Сопровождаемые этой живописной свитой, Ириша в облегающем траурном платье и Дубов в черном костюме, элегантно притрушенном перхотью, явно явились прямиком с похорон Марка. Ириша заметила меня, но даже бровью не повела. У ее папаши дело с бровями обстояло хуже. Одному из прибывших бодигардов приходилось придерживать его за локоток. Еще бы, подумал я, такое тяжелое горе! Килограмм водки, не меньше. На моих глазах гибла русская идея. Или возрождалась?
– Писатель! – обрадовался Дубов, увидев меня на крыльце. – Иди сюда! Я тебя со своей новой службой охраны познакомлю, чтобы тебя не пристрелили ненароком… Не надо его пока убивать, ребята, ладно? – обратился он к одному из мужчин, пиджак которого был самым просторным, а каплеобразные очки – самыми непроницаемыми.
– Ладно, – легко согласился тот. – Пока не будем. – В его тоне не прозвучало даже слабого намека на юмор.
– Спасибо, – прочувственно сказал я, глядя при этом Ирише в глаза.
– Он и правда писатель? – заинтересовалась тридцатилетняя Белоснежка, а ее подруга, которую я мысленно окрестил Золушкой, стрельнула в меня кокетливыми глазами. При этом ее роскошные ресницы почему-то не слиплись от обилия туши, а губы чувственно приоткрылись. Наверное, в своей жизни она прочитала только одну книгу, и называлась она «Тысяча и одна ночь в разных позах с разными партнерами».
– Погодите, – отмахнулся от них Дубов, цепко ухватившись за мое плечо, чтобы шумно выдохнуть мне в лицо: – Завтра утром нам предстоит серьезный разговор, писатель. И если ты опять предложишь моему вниманию песнь о буревестнике, то пеняй на себя. – Он уводил меня все дальше в сторону и шипел, как пульверизатор, начиненный алкоголем. – Я тебя сюда не дочь мою трахать пригласил! У меня нет времени ждать! Телефонные трубки взрываются, стены дома пулями продырявлены, сын мертв… Тучи сгущаются, писатель!
Это было произнесено так зловеще, что мне опять невольно представился буревестник, черной молнии подобный. Чтобы не затрагивать скользкую тему, я участливо поинтересовался:
– Как прошли похороны Марка?
– О, на высшем уровне!.. – оживился Дубов. Он принялся с пылом рассказывать о настоящем почетном карауле у гроба, о пышном отпевании, о море живых цветов и венков, а также о малом симфоническом оркестре, закупленном в полном составе, хотя и без одной занемогшей валторны.
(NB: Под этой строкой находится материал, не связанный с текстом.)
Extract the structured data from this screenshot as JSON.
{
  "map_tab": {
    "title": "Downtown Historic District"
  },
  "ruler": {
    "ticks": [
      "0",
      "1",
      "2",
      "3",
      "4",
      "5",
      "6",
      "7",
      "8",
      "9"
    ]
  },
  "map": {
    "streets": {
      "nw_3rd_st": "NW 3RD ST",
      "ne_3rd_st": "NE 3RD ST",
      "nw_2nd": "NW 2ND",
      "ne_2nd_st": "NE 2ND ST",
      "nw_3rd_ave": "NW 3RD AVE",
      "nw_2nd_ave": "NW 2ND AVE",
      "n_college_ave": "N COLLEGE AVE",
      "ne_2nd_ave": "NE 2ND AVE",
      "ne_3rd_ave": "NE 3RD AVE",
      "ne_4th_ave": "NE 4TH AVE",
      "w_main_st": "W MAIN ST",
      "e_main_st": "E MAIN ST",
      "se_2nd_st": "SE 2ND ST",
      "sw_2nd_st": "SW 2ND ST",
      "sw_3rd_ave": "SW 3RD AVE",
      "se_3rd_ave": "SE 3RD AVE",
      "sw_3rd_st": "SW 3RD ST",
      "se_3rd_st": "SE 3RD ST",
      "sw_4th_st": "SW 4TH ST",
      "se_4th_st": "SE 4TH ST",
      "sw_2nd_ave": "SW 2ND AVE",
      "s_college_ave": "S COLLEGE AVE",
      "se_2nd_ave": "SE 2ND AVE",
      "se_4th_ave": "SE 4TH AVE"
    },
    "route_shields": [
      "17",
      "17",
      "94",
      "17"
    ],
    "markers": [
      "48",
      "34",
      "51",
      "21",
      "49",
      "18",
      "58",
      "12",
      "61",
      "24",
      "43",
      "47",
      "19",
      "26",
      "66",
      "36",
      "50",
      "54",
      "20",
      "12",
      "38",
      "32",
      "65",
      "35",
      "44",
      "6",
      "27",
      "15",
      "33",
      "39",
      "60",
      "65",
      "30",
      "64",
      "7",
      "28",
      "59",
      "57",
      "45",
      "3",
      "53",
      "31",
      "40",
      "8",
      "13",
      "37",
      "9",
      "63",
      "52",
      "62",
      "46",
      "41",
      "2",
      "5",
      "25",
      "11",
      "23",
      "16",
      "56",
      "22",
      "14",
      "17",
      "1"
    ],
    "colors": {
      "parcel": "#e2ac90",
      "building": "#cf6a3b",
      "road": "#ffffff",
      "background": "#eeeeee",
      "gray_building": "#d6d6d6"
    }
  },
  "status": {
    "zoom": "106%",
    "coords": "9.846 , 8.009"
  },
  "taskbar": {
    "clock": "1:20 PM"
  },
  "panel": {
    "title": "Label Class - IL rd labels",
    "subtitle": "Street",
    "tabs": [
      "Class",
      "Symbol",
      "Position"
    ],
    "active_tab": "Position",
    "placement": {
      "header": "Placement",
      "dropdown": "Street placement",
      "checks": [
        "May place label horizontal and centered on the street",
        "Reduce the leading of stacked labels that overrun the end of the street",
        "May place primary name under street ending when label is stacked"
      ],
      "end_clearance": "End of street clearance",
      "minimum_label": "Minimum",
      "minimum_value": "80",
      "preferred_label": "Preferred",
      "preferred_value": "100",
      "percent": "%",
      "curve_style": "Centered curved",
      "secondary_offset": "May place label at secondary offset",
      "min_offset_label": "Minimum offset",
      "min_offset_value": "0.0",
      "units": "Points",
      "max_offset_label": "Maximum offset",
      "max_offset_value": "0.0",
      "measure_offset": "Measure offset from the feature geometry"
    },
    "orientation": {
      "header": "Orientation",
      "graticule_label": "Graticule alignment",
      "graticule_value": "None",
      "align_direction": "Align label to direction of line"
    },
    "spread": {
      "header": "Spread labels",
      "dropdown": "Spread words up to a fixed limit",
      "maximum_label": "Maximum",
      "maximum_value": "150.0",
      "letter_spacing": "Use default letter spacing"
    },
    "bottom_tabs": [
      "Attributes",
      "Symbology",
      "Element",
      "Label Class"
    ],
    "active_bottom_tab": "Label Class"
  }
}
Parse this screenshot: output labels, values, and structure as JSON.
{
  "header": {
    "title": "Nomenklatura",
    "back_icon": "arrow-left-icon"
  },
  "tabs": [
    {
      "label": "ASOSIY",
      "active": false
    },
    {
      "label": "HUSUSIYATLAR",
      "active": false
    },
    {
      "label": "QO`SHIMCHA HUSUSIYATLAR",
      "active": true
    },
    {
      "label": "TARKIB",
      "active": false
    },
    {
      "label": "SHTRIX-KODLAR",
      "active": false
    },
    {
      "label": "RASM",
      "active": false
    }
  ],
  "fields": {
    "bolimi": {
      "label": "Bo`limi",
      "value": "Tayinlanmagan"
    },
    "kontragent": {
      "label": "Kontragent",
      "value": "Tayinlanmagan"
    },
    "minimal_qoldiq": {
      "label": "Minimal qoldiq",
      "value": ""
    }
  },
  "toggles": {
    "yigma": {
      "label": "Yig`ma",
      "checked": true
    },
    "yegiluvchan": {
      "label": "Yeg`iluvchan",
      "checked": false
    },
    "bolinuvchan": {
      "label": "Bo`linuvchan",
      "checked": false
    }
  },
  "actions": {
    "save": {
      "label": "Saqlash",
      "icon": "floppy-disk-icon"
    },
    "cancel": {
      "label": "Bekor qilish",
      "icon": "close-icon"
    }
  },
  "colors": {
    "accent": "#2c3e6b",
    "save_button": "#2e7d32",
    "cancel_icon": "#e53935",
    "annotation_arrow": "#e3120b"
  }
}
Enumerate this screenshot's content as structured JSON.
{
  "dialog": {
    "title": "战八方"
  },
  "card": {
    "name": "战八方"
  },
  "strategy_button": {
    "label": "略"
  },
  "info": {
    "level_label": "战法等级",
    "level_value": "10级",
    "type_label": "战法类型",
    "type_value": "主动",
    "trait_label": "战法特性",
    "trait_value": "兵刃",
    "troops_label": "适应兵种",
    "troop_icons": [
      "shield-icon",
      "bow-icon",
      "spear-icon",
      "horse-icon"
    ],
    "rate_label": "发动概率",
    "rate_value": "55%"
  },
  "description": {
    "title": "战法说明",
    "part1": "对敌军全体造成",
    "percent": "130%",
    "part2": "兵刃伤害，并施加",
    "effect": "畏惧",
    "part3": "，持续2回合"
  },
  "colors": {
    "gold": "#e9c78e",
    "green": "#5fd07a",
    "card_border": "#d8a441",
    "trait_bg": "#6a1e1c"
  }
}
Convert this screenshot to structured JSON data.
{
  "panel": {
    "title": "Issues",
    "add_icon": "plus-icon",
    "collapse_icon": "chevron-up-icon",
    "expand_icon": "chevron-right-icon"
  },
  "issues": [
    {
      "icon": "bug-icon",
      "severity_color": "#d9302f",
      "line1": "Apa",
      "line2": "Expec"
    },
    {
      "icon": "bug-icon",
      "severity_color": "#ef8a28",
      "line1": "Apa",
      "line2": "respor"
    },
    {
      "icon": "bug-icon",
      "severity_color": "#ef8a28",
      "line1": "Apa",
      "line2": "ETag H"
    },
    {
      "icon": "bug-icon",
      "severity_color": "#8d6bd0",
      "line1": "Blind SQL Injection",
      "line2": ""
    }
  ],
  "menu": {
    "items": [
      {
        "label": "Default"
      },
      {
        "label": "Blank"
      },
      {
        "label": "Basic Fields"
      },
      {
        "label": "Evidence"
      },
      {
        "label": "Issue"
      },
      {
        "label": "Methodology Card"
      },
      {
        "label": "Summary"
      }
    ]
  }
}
Я слушал его краем уха, кивал, а сам смотрел по сторонам, дивясь тому, что не вижу перед собой ни одной примелькавшейся оливковой рубахи, зато вокруг наблюдается изрядное количество внушительных ребяток, рассредоточившихся по всей территории. Три иномарки, замершие в отдалении, подсказывали мне, что вооруженных людей вокруг Дубова собралось столько, что он может по пьяни объявить войну какому-нибудь Лихтенштейну.
Кажется, пока я спал, опереточная обстановка в доме сменилась совсем иной, предгрозовой. Дубов таки готовился накликать бурю. И меня осенила внезапная догадка.
– Бог с ней, с валторной! – сказал я успокаивающим тоном. – Она, как говорится, не первая скрипка в оркестре. Вы лучше вот что мне скажите, Владимир Феликсович… Насчет неизлечимого рака вы ведь мне солгали?
– Я никогда не лгу! – соврал он, не сморгнув и глазом.
– Тогда преувеличили, – не стал настаивать я на прежней формулировке. – Просто раздули из какого-нибудь плохонького гастрита целую злокачественную опухоль. Было дело?
Он долго пялился на меня с подозрительностью милиционера, знатно отметившего свой профессиональный праздник, прежде чем поинтересовался:
– Откуда тебе это известно?
На нас были устремлены сразу четыре пары черных очков и три пары еще более проницательных женских глаз, поэтому я перешел на драматический полушепот:
– Интуиция, Владимир Феликсович. Смертельно больные люди так себя не ведут.
– Как так? – Он прищурился.
Неужели думал, что я брякну что-нибудь осуждающее по поводу его непрекращающегося пьяного свинства? Тонко улыбнувшись, я сказал:
– Вы энергичны, полны планов. Ни уныния на лице, ни сгорбленной спины. Такому только жить и жить.